The religious atmosphere is palpable, confirmed by the presence of many. young monks and from the reconstruction of numerous temples and pagodas. Our guide is a Buddhist monk who has worked for five years and explains some differences between Theravada and Mahayana Buddhism. In Cambodia, however, religious practice also retains strong animistic influences: we see incense burning at the base of large trees, offerings made near water sources, and signs of veneration for natural elements of particular importance. Along the ancient royal road, we also pass by... stone bridge Built under Jayavarman VII: today, the state highway NH6 runs over a modern bridge, but the ancient one still stands proudly after almost a thousand years.
Roluos, before Angkor
Shortly before noon, we arrive in Siem Reap, meet our new guide, have lunch, and then visit what could be considered the precursor to Angkor. Returning on NH6 for 13 km, we reach the Roluos group, consisting of Preah Ko, Bakong, and Lolei, temples from the 9th century that were built before the major development of Angkor.
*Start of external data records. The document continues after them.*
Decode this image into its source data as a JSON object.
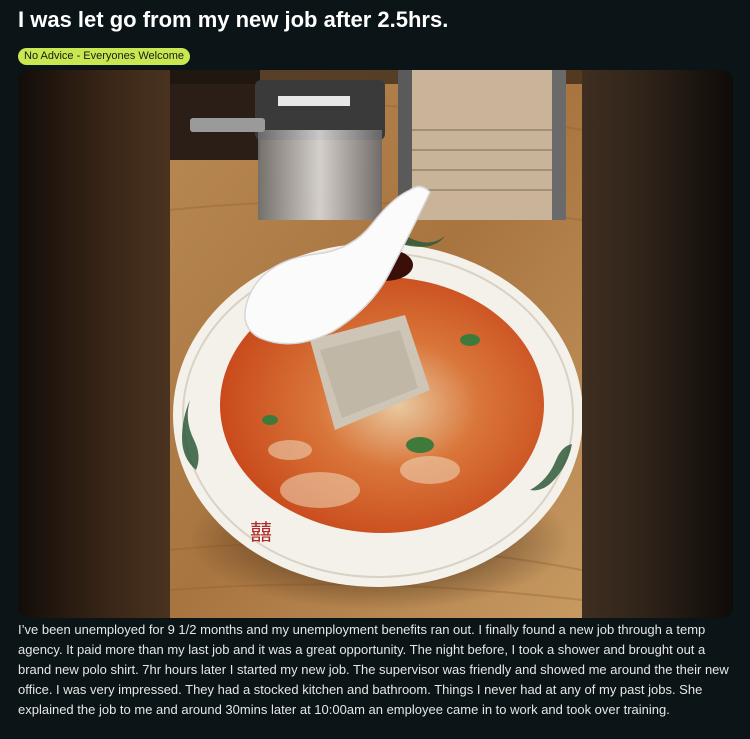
{
  "post": {
    "title": "I was let go from my new job after 2.5hrs.",
    "flair": "No Advice - Everyones Welcome",
    "image": {
      "subject": "ramen-bowl-photo"
    },
    "body": "I’ve been unemployed for 9 1/2 months and my unemployment benefits ran out. I finally found a new job through a temp agency. It paid more than my last job and it was a great opportunity. The night before, I took a shower and brought out a brand new polo shirt. 7hr hours later I started my new job. The supervisor was friendly and showed me around the their new office. I was very impressed. They had a stocked kitchen and bathroom. Things I never had at any of my past jobs. She explained the job to me and around 30mins later at 10:00am an employee came in to work and took over training."
  },
  "colors": {
    "background": "#0b1416",
    "flair_bg": "#c7e850",
    "text": "#e6e6e6"
  }
}
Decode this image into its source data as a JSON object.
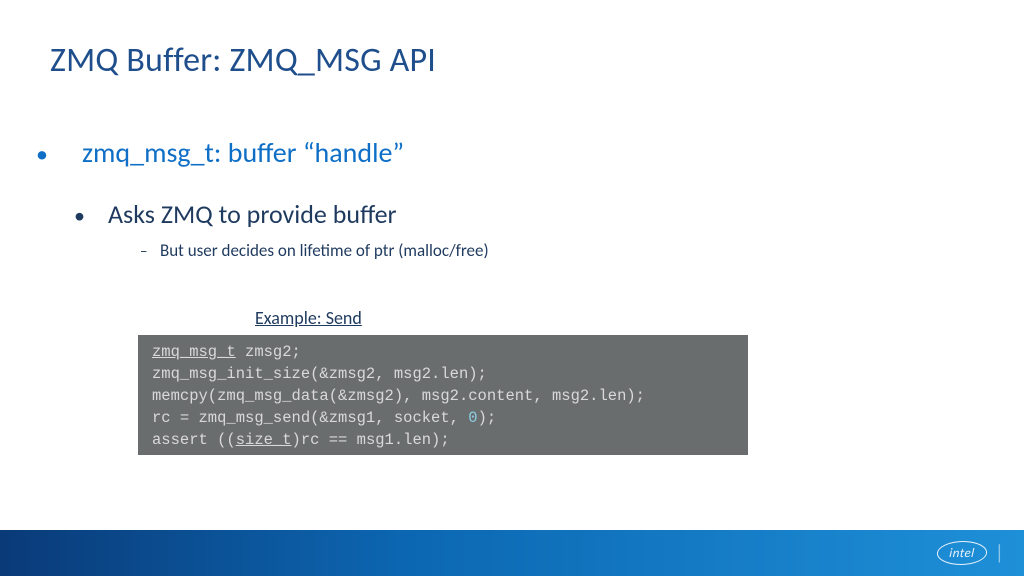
{
  "title": "ZMQ Buffer: ZMQ_MSG API",
  "bullets": {
    "lvl1": "zmq_msg_t: buffer “handle”",
    "lvl2": "Asks ZMQ to provide buffer",
    "lvl3": "But user decides on lifetime of ptr (malloc/free)"
  },
  "example_label": "Example: Send",
  "code": {
    "line1a": "zmq_msg_t",
    "line1b": " zmsg2;",
    "line2": "zmq_msg_init_size(&zmsg2, msg2.len);",
    "line3": "memcpy(zmq_msg_data(&zmsg2), msg2.content, msg2.len);",
    "line4a": "rc = zmq_msg_send(&zmsg1, socket, ",
    "line4b": "0",
    "line4c": ");",
    "line5a": "assert ((",
    "line5b": "size_t",
    "line5c": ")rc == msg1.len);"
  },
  "footer": {
    "brand": "intel"
  }
}
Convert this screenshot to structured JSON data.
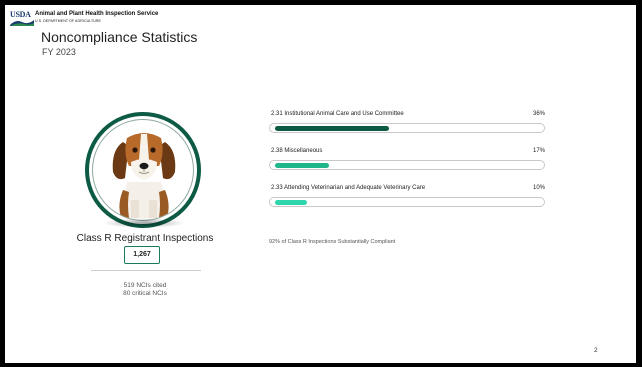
{
  "header": {
    "logo_text": "USDA",
    "agency": "Animal and Plant Health Inspection Service",
    "department": "U.S. DEPARTMENT OF AGRICULTURE"
  },
  "title": "Noncompliance Statistics",
  "subtitle": "FY 2023",
  "left_panel": {
    "image": "beagle-dog-photo",
    "label": "Class R Registrant Inspections",
    "count": "1,267",
    "ncis_cited": "519 NCIs cited",
    "critical_ncis": "80 critical NCIs"
  },
  "stats": [
    {
      "label": "2.31 Institutional Animal Care and Use Committee",
      "percent_label": "36%",
      "percent": 36,
      "color": "#0d5b45"
    },
    {
      "label": "2.38 Miscellaneous",
      "percent_label": "17%",
      "percent": 17,
      "color": "#1fb68a"
    },
    {
      "label": "2.33 Attending Veterinarian and Adequate Veterinary Care",
      "percent_label": "10%",
      "percent": 10,
      "color": "#2fd6ad"
    }
  ],
  "compliance_note": "92% of Class R Inspections Substantially Compliant",
  "page_number": "2"
}
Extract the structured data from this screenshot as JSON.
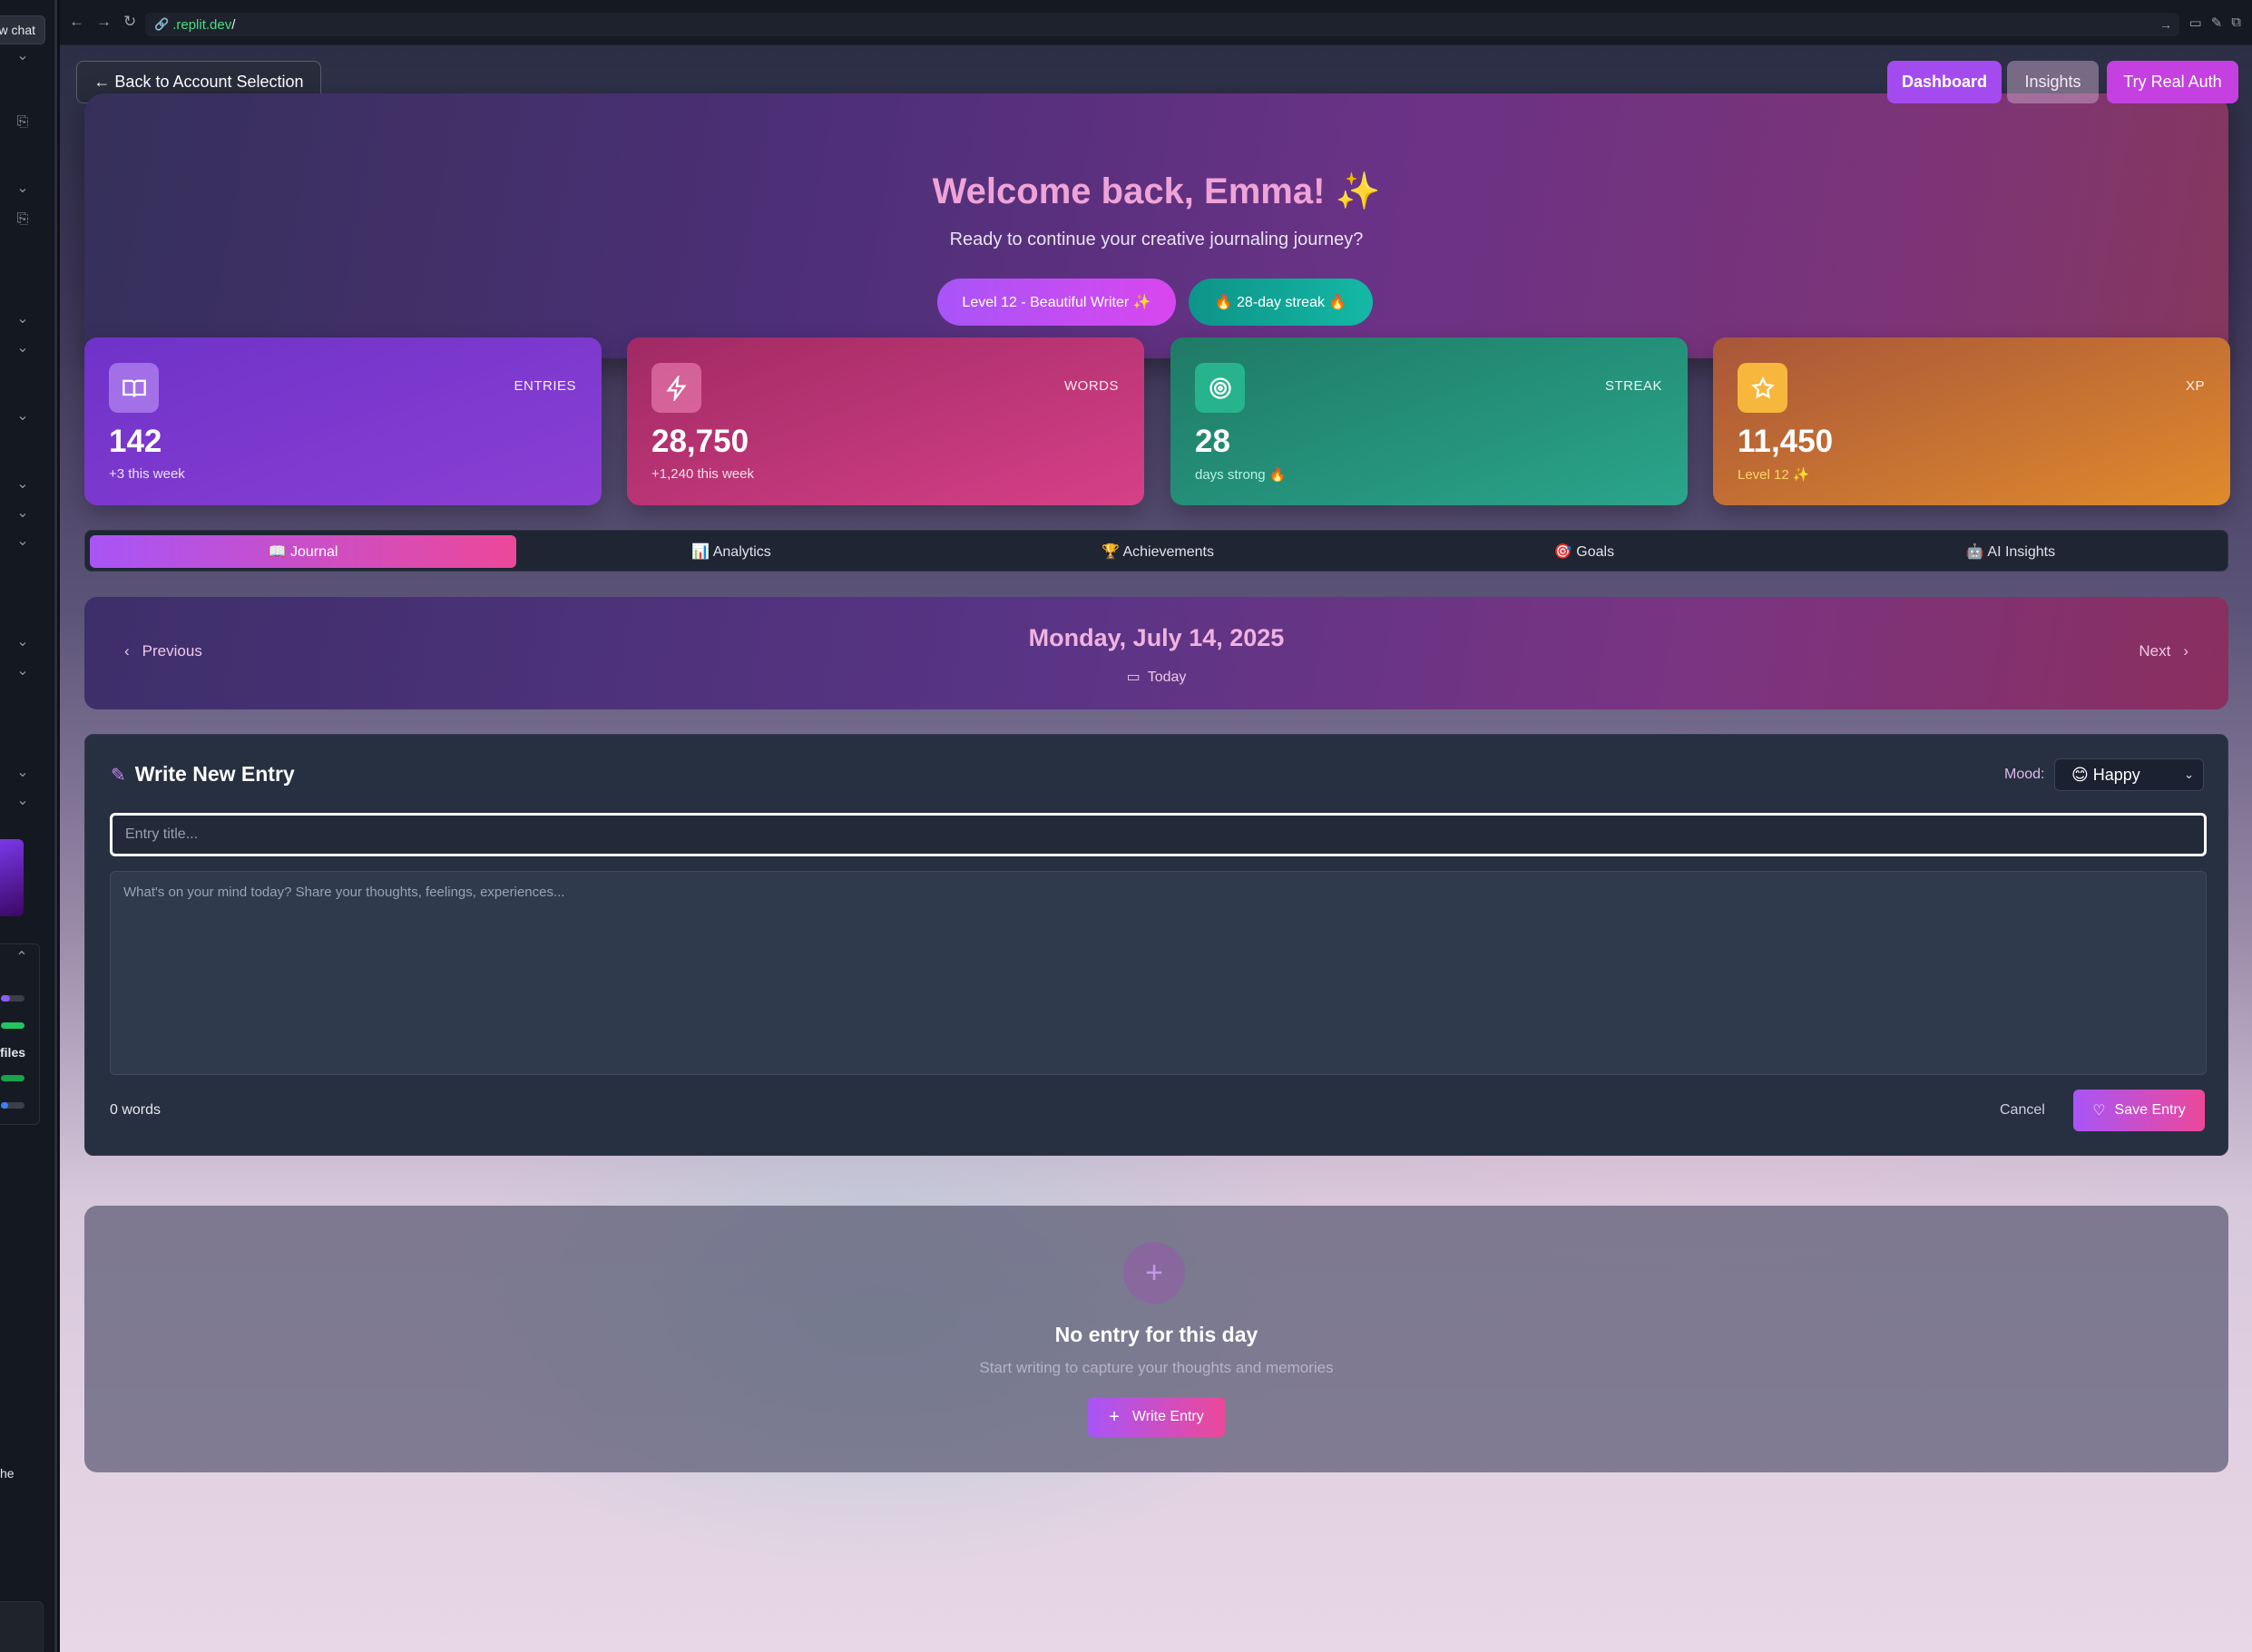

Preah Ko now only retains a few structures, while Bakong It still retains the grandeur and majesty of a five-story temple. Inside the shrines, one could find a linga and a yoni, symbols related to Hindu tradition. There are also railings made of nagas, and in front of the temples, several statues of Nandi, the sacred bull associated with Shiva. Even the birds perched on some columns allude to Indian mythology, confirming how this first Khmer world was already a combination of power, religion, and symbolic imagery.

Siem Reap, the night before visiting Angkor.
The temperature is 35°C, with fortunately low humidity, but walking in the sun is still not easy. At 15:45 we are at the hotel and then go for a walk around town. Siem Reap has developed almost entirely thanks to the Angkor treasure and shows surprising opulence for one of the poorest regions of Cambodia. They tell us that there are several high-end hotels and that everything revolves around tourism. The center is made up of two streets full of restaurants, but it still manages to retain a certain Eastern atmosphere.
We had dinner at Cambodian Barbecue, where we tried... snakes and squid on a barbecue set up directly on the table. The cooking system It's simple and clever: a slightly conical stand is placed on top of a terracotta pot filled with burning coals. Vegetables and water are placed at the bottom, while meat is cooked at the top; the juices drip down into the broth, flavoring the vegetables.
It's interesting to notice how even the licenses for guides are territorial: whoever can accompany visitors in the capital cannot do so at Angkor without a specific license. This leads to a transfer of clients between different guides, but we eventually find our original guide again when we return to their area. Before going to Roluos, we also purchase tickets for Angkor, which were scheduled for tomorrow at a cost of $40. The price would be acceptable if we didn't later learn that only a small portion is allocated to the restoration of the sites; the rest goes into state coffers and the mechanisms that manage them. Many restorations are actually funded by foreign cultural organizations, as we will see in the following days.